Growing up and changes

Go figure. Once I get my act together enough that we are doing "school" here on a regular basis, they're both off to school in 1.5 weeks.

Ahhh! How can that be so soon!?

Is it terrible that a part of me hopes they hate it? Yes, yes, I know it's terrible. I hope they hate it and immediately don't want to continue going. Of course, I would never say that to them. I just smile and enjoy their enthusiasm. And I do hope they love it, too. I hope it is a fun, blossoming experience for them.

It's awesome to see how much they grow every day. To witness all the things they learn.

Today, B and I were working on a coloring sheet. It had 10 different ships, each to be colored different colors. In February, he couldn't tell you a single color. Today he knew all of them except "gray." When did that happen!?

A week from tomorrow he'll be three. It is all just blowing by so quickly. I really love this adventure, but sometimes I wish it would slow the heck down.

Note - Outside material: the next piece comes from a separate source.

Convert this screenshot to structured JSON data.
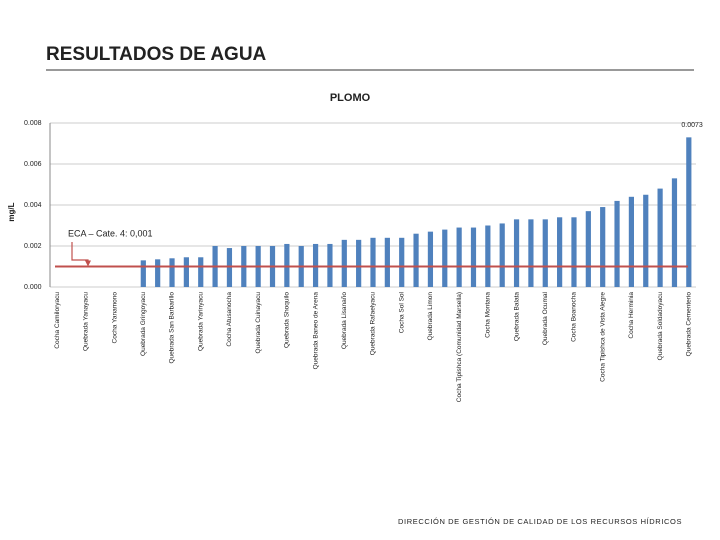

Last night, when H was in the car coming home from ballet class she said to me, "Momma, I really, super love this ballet class. It's so much fun and I'm learning so much. But Momma...now I really still want to be in the Nutcracker someday, but...well, this class is just too late. I'm so tired and should be in bed. I really don't think it's a good idea."

I was kind of floored, especially because I had just been talking to a friend of mine during her class about how I wasn't sure how this would work out, especially once kindy starts as she is asleep 1.5 hours later on the night she has ballet than typical. And when you're 4.5 that is a lot of sleep to be missing out on.

I'm so impressed and proud of how mature she is. That she has the ability to separate her fun from her needs. That she can acknowledge she loves ballet, but also realize it is simply too much, too late in the day for her.

I agreed that she could just do her Wednesday dance class which begins at 4:30pm, and forgo the Tuesday night class after next week. We might as well finish out the month that has been paid for since it is only one more week.

I feel like every time we have a good routine down, it gets turned upside down and changed. Kind of like now. In a week and half it will all change. Again.

The truth is, I like change. I kind of thrive on change. When change hasn't happened enough for me, I start changing everything in the house. And J...well, he's not really one for change, so that just throws him off. So it's better that just our routine change.

But I'm excited for all the big changes coming up in our lives. I'm ready to embrace them, and tackle them head on. I'm ready to watch my children in their ventures of kindergarten and preschool. They're growing up...day by day.